3 confirmed dead as cholera outbreak hit Lagos

At least three persons were confirmed dead, while few others were said to have been discharged after treatment in Lagos, following outbreak of cholera in at least five local government areas.

This came barely three days after eight persons reportedly died in Plateau State, due to the outbreak of the disease.

Commissioner for Health, Dr. Jide Idris, who disclosed this, in Alausa, Ikeja, urged residents to report any case immediately to the nearest health facility as well as maintain high level of hygiene.

According to Idris: “Although, many of the cases have been treated and discharged in several health facilities, three have been confirmed dead.

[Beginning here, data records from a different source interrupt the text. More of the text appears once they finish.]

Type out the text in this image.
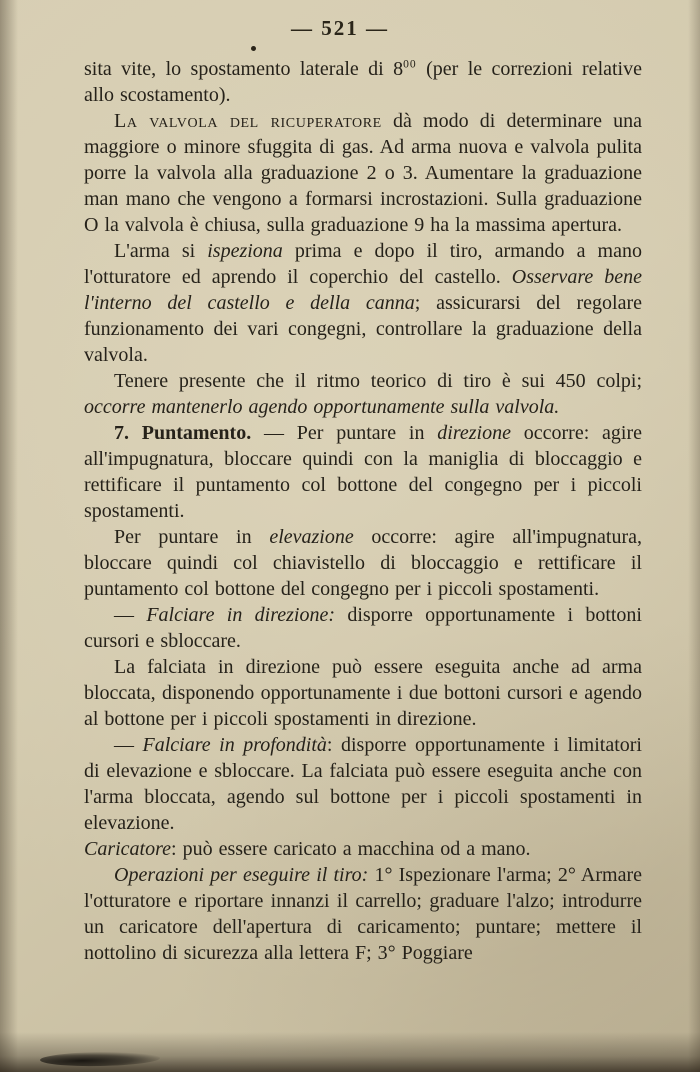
— 521 —

sita vite, lo spostamento laterale di $8^{00}$ (per le correzioni relative allo scostamento).

La valvola del ricuperatore dà modo di determinare una maggiore o minore sfuggita di gas. Ad arma nuova e valvola pulita porre la valvola alla graduazione 2 o 3. Aumentare la graduazione man mano che vengono a formarsi incrostazioni. Sulla graduazione O la valvola è chiusa, sulla graduazione 9 ha la massima apertura.

L'arma si ispeziona prima e dopo il tiro, armando a mano l'otturatore ed aprendo il coperchio del castello. Osservare bene l'interno del castello e della canna; assicurarsi del regolare funzionamento dei vari congegni, controllare la graduazione della valvola.

Tenere presente che il ritmo teorico di tiro è sui 450 colpi; occorre mantenerlo agendo opportunamente sulla valvola.

7. Puntamento. — Per puntare in direzione occorre: agire all'impugnatura, bloccare quindi con la maniglia di bloccaggio e rettificare il puntamento col bottone del congegno per i piccoli spostamenti.

Per puntare in elevazione occorre: agire all'impugnatura, bloccare quindi col chiavistello di bloccaggio e rettificare il puntamento col bottone del congegno per i piccoli spostamenti.

— Falciare in direzione: disporre opportunamente i bottoni cursori e sbloccare.

La falciata in direzione può essere eseguita anche ad arma bloccata, disponendo opportunamente i due bottoni cursori e agendo al bottone per i piccoli spostamenti in direzione.

— Falciare in profondità: disporre opportunamente i limitatori di elevazione e sbloccare. La falciata può essere eseguita anche con l'arma bloccata, agendo sul bottone per i piccoli spostamenti in elevazione.

Caricatore: può essere caricato a macchina od a mano.

Operazioni per eseguire il tiro: 1° Ispezionare l'arma; 2° Armare l'otturatore e riportare innanzi il carrello; graduare l'alzo; introdurre un caricatore dell'apertura di caricamento; puntare; mettere il nottolino di sicurezza alla lettera F; 3° Poggiare
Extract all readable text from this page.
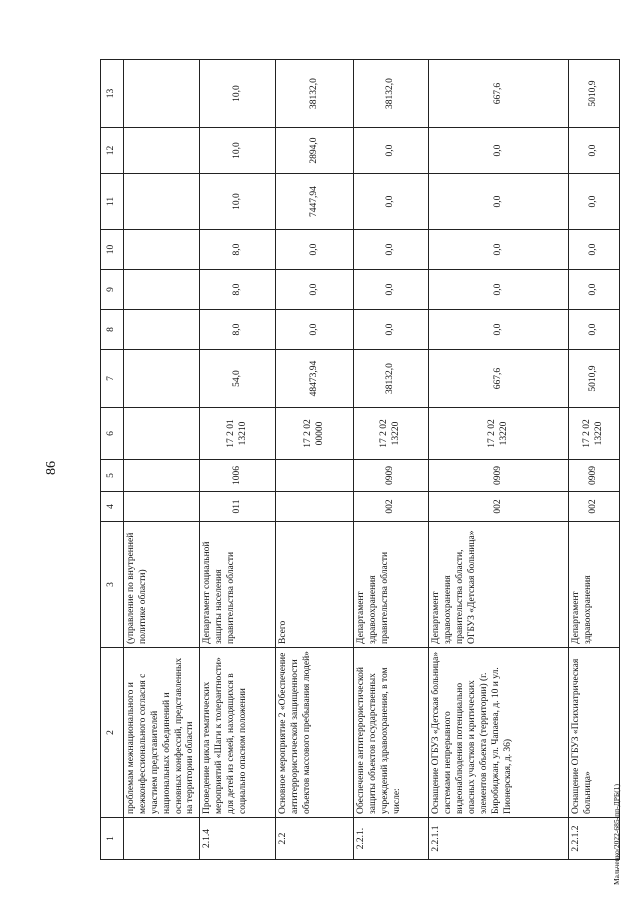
86
1	2	3	4	5	6	7	8	9	10	11	12	13
	проблемам межнационального и межконфессионального согласия с участием представителей национальных объединений и основных конфессий, представленных на территории области	(управление по внутренней политике области)										
2.1.4	Проведение цикла тематических мероприятий «Шаги к толерантности» для детей из семей, находящихся в социально опасном положении	Департамент социальной защиты населения правительства области	011	1006	17 2 01 13210	54,0	8,0	8,0	8,0	10,0	10,0	10,0
2.2	Основное мероприятие 2 «Обеспечение антитеррористической защищенности объектов массового пребывания людей»	Всего			17 2 02 00000	48473,94	0,0	0,0	0,0	7447,94	2894,0	38132,0
2.2.1.	Обеспечение антитеррористической защиты объектов государственных учреждений здравоохранения, в том числе:	Департамент здравоохранения правительства области	002	0909	17 2 02 13220	38132,0	0,0	0,0	0,0	0,0	0,0	38132,0
2.2.1.1	Оснащение ОГБУЗ «Детская больница» системами непрерывного видеонаблюдения потенциально опасных участков и критических элементов объекта (территории) (г. Биробиджан, ул. Чапаева, д. 10 и ул. Пионерская, д. 36)	Департамент здравоохранения правительства области, ОГБУЗ «Детская больница»	002	0909	17 2 02 13220	667,6	0,0	0,0	0,0	0,0	0,0	667,6
2.2.1.2	Оснащение ОГБУЗ «Психиатрическая больница»	Департамент здравоохранения	002	0909	17 2 02 13220	5010,9	0,0	0,0	0,0	0,0	0,0	5010,9
Мальченко/2022-685-пп-ДРБ(1)
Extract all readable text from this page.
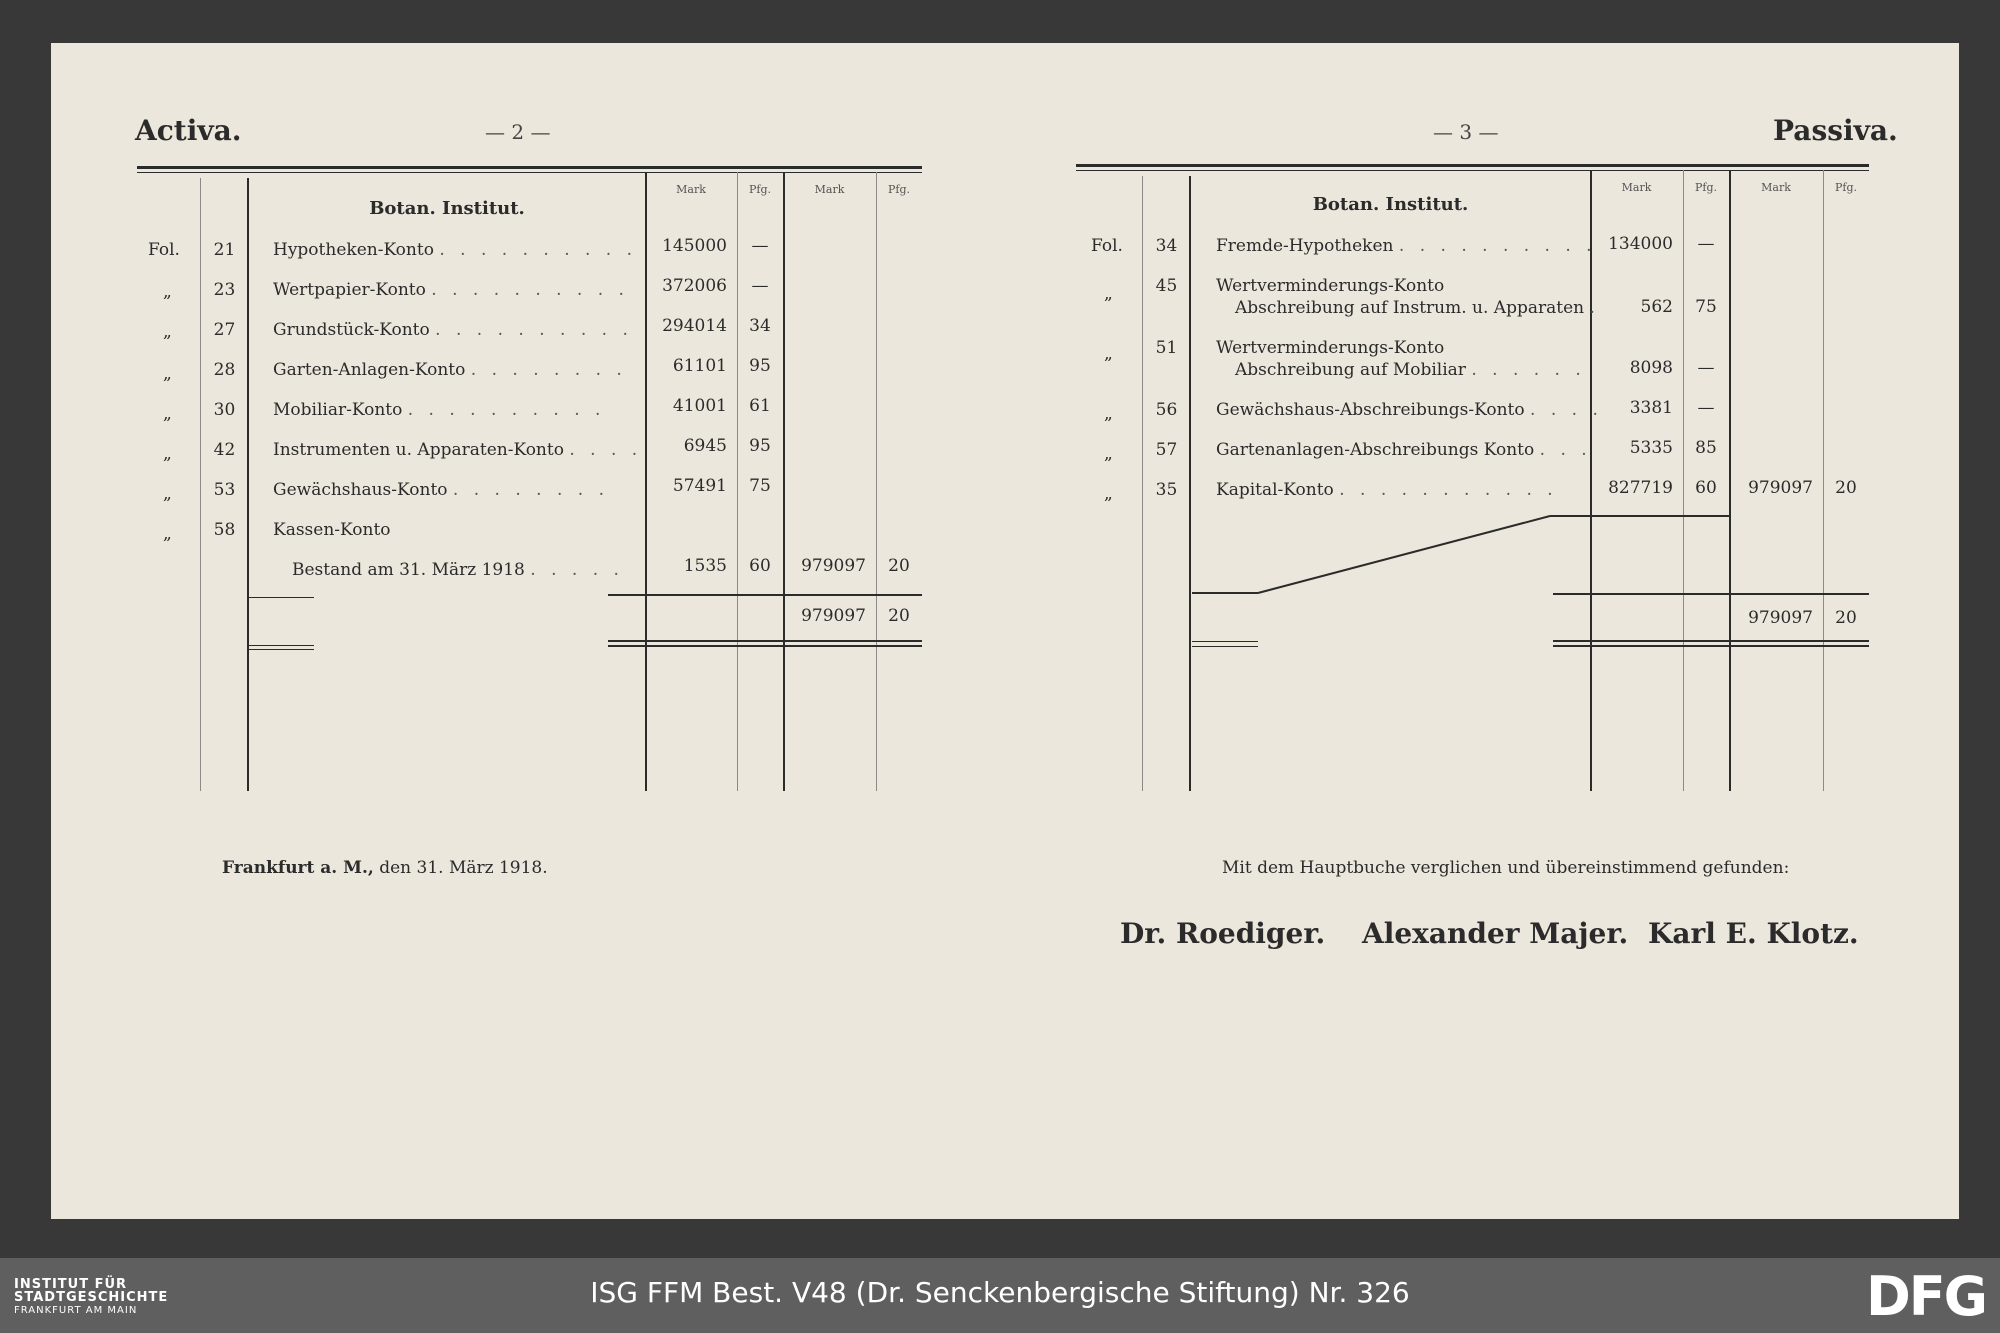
Activa.	— 2 —
Mark	Pfg.	Mark	Pfg.
Botan. Institut.
Fol.	21	Hypotheken-Konto . . . . . . . . . .	145000	—
„	23	Wertpapier-Konto . . . . . . . . . .	372006	—
„	27	Grundstück-Konto . . . . . . . . . .	294014	34
„	28	Garten-Anlagen-Konto . . . . . . . .	61101	95
„	30	Mobiliar-Konto . . . . . . . . . .	41001	61
„	42	Instrumenten u. Apparaten-Konto . . . .	6945	95
„	53	Gewächshaus-Konto . . . . . . . .	57491	75
„	58	Kassen-Konto
Bestand am 31. März 1918 . . . . .	1535	60	979097	20
979097	20
Frankfurt a. M., den 31. März 1918.
— 3 —	Passiva.
Mark	Pfg.	Mark	Pfg.
Botan. Institut.
Fol.	34	Fremde-Hypotheken . . . . . . . . . . 134000	—
„	45	Wertverminderungs-Konto
Abschreibung auf Instrum. u. Apparaten .	562	75
„	51	Wertverminderungs-Konto
Abschreibung auf Mobiliar . . . . . .	8098	—
„	56	Gewächshaus-Abschreibungs-Konto . . . .	3381	—
„	57	Gartenanlagen-Abschreibungs Konto . . .	5335	85
„	35	Kapital-Konto . . . . . . . . . . .	827719	60	979097	20
979097	20
Mit dem Hauptbuche verglichen und übereinstimmend gefunden:
Dr. Roediger. Alexander Majer. Karl E. Klotz.
INSTITUT FÜR
STADTGESCHICHTE
FRANKFURT AM MAIN
ISG FFM Best. V48 (Dr. Senckenbergische Stiftung) Nr. 326	DFG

“Most of the suspected cases are from Ajeromi, Apapa, Lagos Island, Oshodi_Isolo and Surulere local government areas.”
Idris explained that surveillance and investigations by his Ministry had revealed that the suspected cases were contracted from food sources such as the African food salad, popularly called ‘Abacha,’ well water sources, especially in areas like Ikate community, Amuwo Odofin Local Government Area and Badia area of Apapa Local Government Area, and infected foods from food sellers, and other unhygienic habits.

The commissioner while urging members of the public to be hygenic, noted that cholera “is an acute contagious bacterial disease characterised by severe form of sudden onset of profuse painless watery stools, nausea and profuse vomiting.”



Cholera is an infectious disease that causes severe watery diarrhea, which can lead to dehydration and even death if untreated. It is caused by eating food or drinking water contaminated with a bacterium called Vibrio cholerae.

Cholera Causes
Vibrio cholerae, the bacterium that causes cholera, is usually found in food or water contaminated by feces from a person with the infection.

Cholera Symptoms  

Symptoms of cholera can begin as soon as a few hours or as long as five days after infection. Often symptoms are mild. But sometimes they are very serious. About one in 20 people infected have severe watery diarrhea accompanied by vomiting, which can quickly lead to dehydration. Although many infected people may have minimal or no symptoms, they can still contribute to spread of the infection.

Signs and symptoms of dehydration include:
- Rapid heart rate
- Loss of skin elasticity (the ability to return to original position quickly if pinched)
- Dry mucous membranes, including the inside of the mouth, throat, nose, and eyelids
- Low blood pressure
- Thirst
- Muscle cramps

If not treated, dehydration can lead to shock and death in a matter of hours.